Agnès Maltais n'exclut pas de faire d'autres modifications à son règlement controversé. Elle se dit particulièrement sensible aux commentaires émis sur les bénéficiaires de 55 ans, qui perdraient pendant trois années le supplément de 129$ sur leur chèque.

«C'est là où je recueille le plus de commentaires et il faut analyser la situation comme il faut, dit-elle. Mon engagement, c'est de n'échapper personne. Peut-on remplir cet engagement? C'est ça qu'il faut voir.»

Mme Maltais veut que les centres locaux d'emploi proposent aux bénéficiaires âgés de s'engager dans un programme de réinsertion dans le but de se dénicher un emploi. Cela leur vaudrait une somme de 195$ par mois.

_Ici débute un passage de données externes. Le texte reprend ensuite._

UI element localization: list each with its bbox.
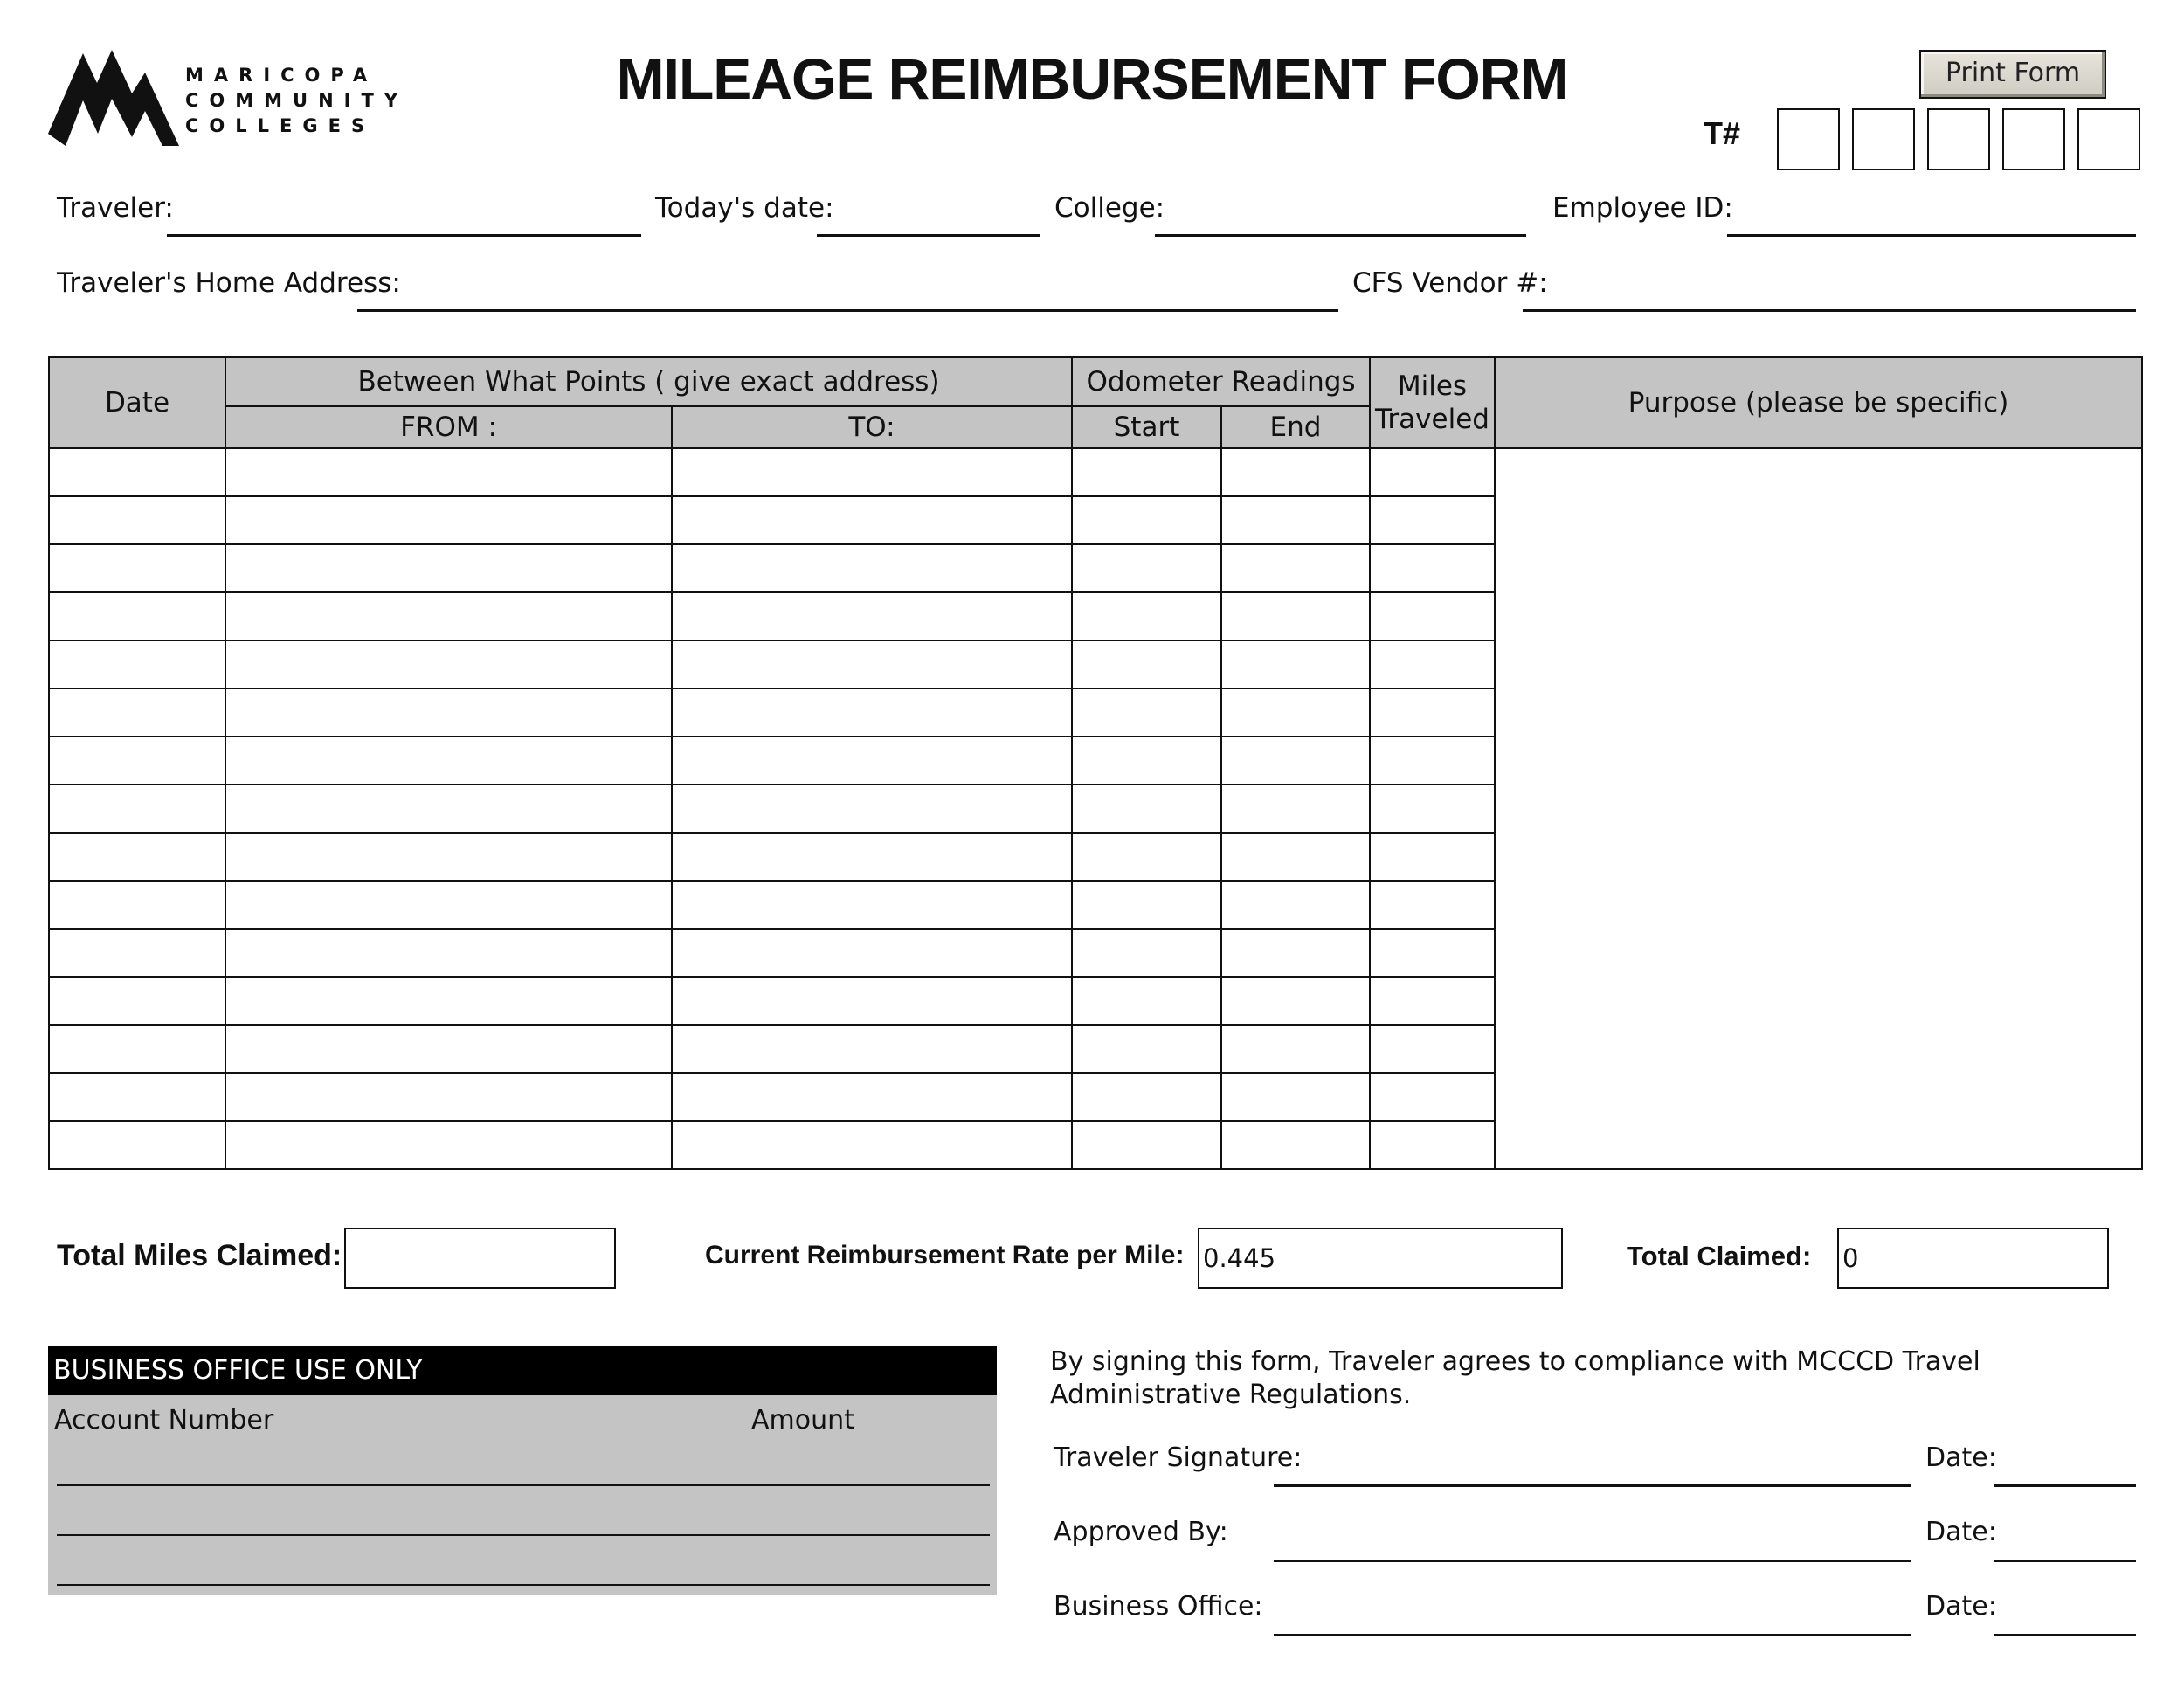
odometer-start-cell[interactable]	[1072, 977, 1221, 1025]
traveler-date-field[interactable]	[1994, 1484, 2136, 1487]
business-office-signature-label: Business Office:	[1054, 1591, 1263, 1622]
from-cell[interactable]	[225, 977, 672, 1025]
odometer-end-cell[interactable]	[1221, 737, 1370, 785]
miles-traveled-cell[interactable]	[1370, 448, 1495, 496]
date-cell[interactable]	[49, 737, 225, 785]
from-cell[interactable]	[225, 833, 672, 881]
date-cell[interactable]	[49, 977, 225, 1025]
todays-date-field[interactable]	[817, 234, 1040, 237]
odometer-end-cell[interactable]	[1221, 881, 1370, 929]
page-title: MILEAGE REIMBURSEMENT FORM	[616, 46, 1568, 111]
date-cell[interactable]	[49, 544, 225, 592]
col-header-date: Date	[49, 357, 225, 448]
date-cell[interactable]	[49, 1025, 225, 1073]
odometer-start-cell[interactable]	[1072, 1073, 1221, 1121]
employee-id-field[interactable]	[1727, 234, 2136, 237]
col-header-from: FROM :	[225, 406, 672, 448]
odometer-start-cell[interactable]	[1072, 640, 1221, 688]
to-cell[interactable]	[672, 881, 1072, 929]
total-miles-input[interactable]	[344, 1228, 616, 1289]
miles-traveled-cell[interactable]	[1370, 688, 1495, 737]
from-cell[interactable]	[225, 881, 672, 929]
to-cell[interactable]	[672, 1025, 1072, 1073]
college-label: College:	[1054, 192, 1165, 224]
col-header-purpose: Purpose (please be specific)	[1495, 357, 2142, 448]
cfs-vendor-field[interactable]	[1523, 309, 2136, 312]
date-cell[interactable]	[49, 688, 225, 737]
odometer-end-cell[interactable]	[1221, 688, 1370, 737]
from-cell[interactable]	[225, 688, 672, 737]
traveler-label: Traveler:	[57, 192, 174, 224]
to-cell[interactable]	[672, 496, 1072, 544]
approved-date-field[interactable]	[1994, 1560, 2136, 1562]
miles-traveled-cell[interactable]	[1370, 544, 1495, 592]
odometer-end-cell[interactable]	[1221, 592, 1370, 640]
from-cell[interactable]	[225, 448, 672, 496]
account-number-label: Account Number	[54, 1405, 274, 1435]
amount-label: Amount	[751, 1405, 854, 1435]
from-cell[interactable]	[225, 1121, 672, 1169]
todays-date-label: Today's date:	[655, 192, 834, 224]
t-number-box-3[interactable]	[1927, 108, 1990, 170]
traveler-signature-label: Traveler Signature:	[1054, 1442, 1303, 1473]
business-office-signature-field[interactable]	[1274, 1634, 1911, 1636]
odometer-start-cell[interactable]	[1072, 496, 1221, 544]
miles-traveled-cell[interactable]	[1370, 881, 1495, 929]
odometer-end-cell[interactable]	[1221, 977, 1370, 1025]
to-cell[interactable]	[672, 833, 1072, 881]
odometer-end-cell[interactable]	[1221, 496, 1370, 544]
odometer-end-cell[interactable]	[1221, 785, 1370, 833]
date-cell[interactable]	[49, 448, 225, 496]
employee-id-label: Employee ID:	[1552, 192, 1733, 224]
date-cell[interactable]	[49, 1121, 225, 1169]
to-cell[interactable]	[672, 1121, 1072, 1169]
traveler-signature-field[interactable]	[1274, 1484, 1911, 1487]
to-cell[interactable]	[672, 544, 1072, 592]
odometer-start-cell[interactable]	[1072, 833, 1221, 881]
from-cell[interactable]	[225, 592, 672, 640]
table-row	[49, 448, 2142, 496]
miles-traveled-cell[interactable]	[1370, 592, 1495, 640]
odometer-start-cell[interactable]	[1072, 785, 1221, 833]
miles-traveled-cell[interactable]	[1370, 1073, 1495, 1121]
miles-traveled-cell[interactable]	[1370, 785, 1495, 833]
home-address-field[interactable]	[357, 309, 1338, 312]
col-header-miles-traveled: Miles Traveled	[1370, 357, 1495, 448]
from-cell[interactable]	[225, 929, 672, 977]
date-cell[interactable]	[49, 833, 225, 881]
odometer-start-cell[interactable]	[1072, 688, 1221, 737]
account-line-3[interactable]	[57, 1584, 990, 1586]
odometer-start-cell[interactable]	[1072, 929, 1221, 977]
miles-traveled-cell[interactable]	[1370, 1025, 1495, 1073]
miles-traveled-cell[interactable]	[1370, 496, 1495, 544]
from-cell[interactable]	[225, 1073, 672, 1121]
date-cell[interactable]	[49, 592, 225, 640]
mileage-table	[48, 356, 2143, 1170]
t-number-box-4[interactable]	[2002, 108, 2065, 170]
from-cell[interactable]	[225, 640, 672, 688]
business-office-date-field[interactable]	[1994, 1634, 2136, 1636]
col-header-odometer: Odometer Readings	[1072, 357, 1370, 406]
miles-traveled-cell[interactable]	[1370, 737, 1495, 785]
date-cell[interactable]	[49, 1073, 225, 1121]
date-cell[interactable]	[49, 785, 225, 833]
miles-traveled-cell[interactable]	[1370, 977, 1495, 1025]
business-office-section	[48, 1346, 997, 1595]
miles-traveled-cell[interactable]	[1370, 640, 1495, 688]
from-cell[interactable]	[225, 737, 672, 785]
print-form-button[interactable]: Print Form	[1919, 50, 2106, 99]
miles-traveled-cell[interactable]	[1370, 833, 1495, 881]
t-number-label: T#	[1704, 115, 1741, 151]
total-claimed-label: Total Claimed:	[1627, 1241, 1812, 1271]
account-line-2[interactable]	[57, 1534, 990, 1536]
date-cell[interactable]	[49, 881, 225, 929]
reimbursement-rate-input[interactable]: 0.445	[1198, 1228, 1563, 1289]
date-cell[interactable]	[49, 496, 225, 544]
to-cell[interactable]	[672, 448, 1072, 496]
to-cell[interactable]	[672, 592, 1072, 640]
odometer-end-cell[interactable]	[1221, 833, 1370, 881]
odometer-start-cell[interactable]	[1072, 448, 1221, 496]
to-cell[interactable]	[672, 737, 1072, 785]
from-cell[interactable]	[225, 496, 672, 544]
odometer-start-cell[interactable]	[1072, 737, 1221, 785]
approved-date-label: Date:	[1925, 1517, 1997, 1547]
to-cell[interactable]	[672, 1073, 1072, 1121]
date-cell[interactable]	[49, 640, 225, 688]
from-cell[interactable]	[225, 1025, 672, 1073]
odometer-end-cell[interactable]	[1221, 640, 1370, 688]
miles-traveled-cell[interactable]	[1370, 929, 1495, 977]
date-cell[interactable]	[49, 929, 225, 977]
odometer-start-cell[interactable]	[1072, 1025, 1221, 1073]
odometer-start-cell[interactable]	[1072, 592, 1221, 640]
traveler-field[interactable]	[167, 234, 641, 237]
odometer-end-cell[interactable]	[1221, 1121, 1370, 1169]
from-cell[interactable]	[225, 544, 672, 592]
reimbursement-rate-label: Current Reimbursement Rate per Mile:	[705, 1241, 1185, 1269]
odometer-end-cell[interactable]	[1221, 1073, 1370, 1121]
purpose-cell[interactable]	[1495, 448, 2142, 1169]
to-cell[interactable]	[672, 640, 1072, 688]
business-office-header: BUSINESS OFFICE USE ONLY	[48, 1346, 997, 1395]
home-address-label: Traveler's Home Address:	[57, 267, 401, 299]
col-header-end: End	[1221, 406, 1370, 448]
total-miles-label: Total Miles Claimed:	[57, 1239, 342, 1272]
odometer-end-cell[interactable]	[1221, 448, 1370, 496]
logo-text: MARICOPA COMMUNITY COLLEGES	[185, 65, 409, 136]
from-cell[interactable]	[225, 785, 672, 833]
odometer-end-cell[interactable]	[1221, 1025, 1370, 1073]
col-header-between-points: Between What Points ( give exact address)	[225, 357, 1072, 406]
to-cell[interactable]	[672, 929, 1072, 977]
t-number-box-5[interactable]	[2077, 108, 2140, 170]
approved-by-label: Approved By:	[1054, 1517, 1228, 1547]
t-number-box-1[interactable]	[1777, 108, 1840, 170]
miles-traveled-cell[interactable]	[1370, 1121, 1495, 1169]
odometer-start-cell[interactable]	[1072, 1121, 1221, 1169]
col-header-to: TO:	[672, 406, 1072, 448]
business-office-date-label: Date:	[1925, 1591, 1997, 1622]
agreement-text: By signing this form, Traveler agrees to compliance with MCCCD Travel Administrative Regulations.	[1050, 1346, 1980, 1410]
odometer-start-cell[interactable]	[1072, 881, 1221, 929]
approved-by-field[interactable]	[1274, 1560, 1911, 1562]
to-cell[interactable]	[672, 977, 1072, 1025]
college-field[interactable]	[1155, 234, 1526, 237]
odometer-start-cell[interactable]	[1072, 544, 1221, 592]
to-cell[interactable]	[672, 785, 1072, 833]
col-header-start: Start	[1072, 406, 1221, 448]
odometer-end-cell[interactable]	[1221, 544, 1370, 592]
account-line-1[interactable]	[57, 1484, 990, 1486]
cfs-vendor-label: CFS Vendor #:	[1352, 267, 1548, 299]
total-claimed-input[interactable]: 0	[1837, 1228, 2109, 1289]
t-number-box-2[interactable]	[1852, 108, 1915, 170]
odometer-end-cell[interactable]	[1221, 929, 1370, 977]
to-cell[interactable]	[672, 688, 1072, 737]
traveler-date-label: Date:	[1925, 1442, 1997, 1473]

En revanche, sur l'autre aspect du règlement, celui qui vaudrait aux familles qui ont un enfant de moins de 5 ans de perdre la même allocation de 129$, Mme Maltais note que même la protectrice du citoyen a jugé cette mesure «réaliste». La protectrice a pourtant critiqué les autres aspects du règlement.

«La balance des commentaires m'amène à penser que c'est effectivement réaliste», ajoute-t-elle.

La ministre plaide que cette allocation, qui date de 25 ans, avait un sens à l'époque puisqu'il n'y avait pas de réseau de garderies. «C'était pour qu'un des deux parents garde l'enfant.»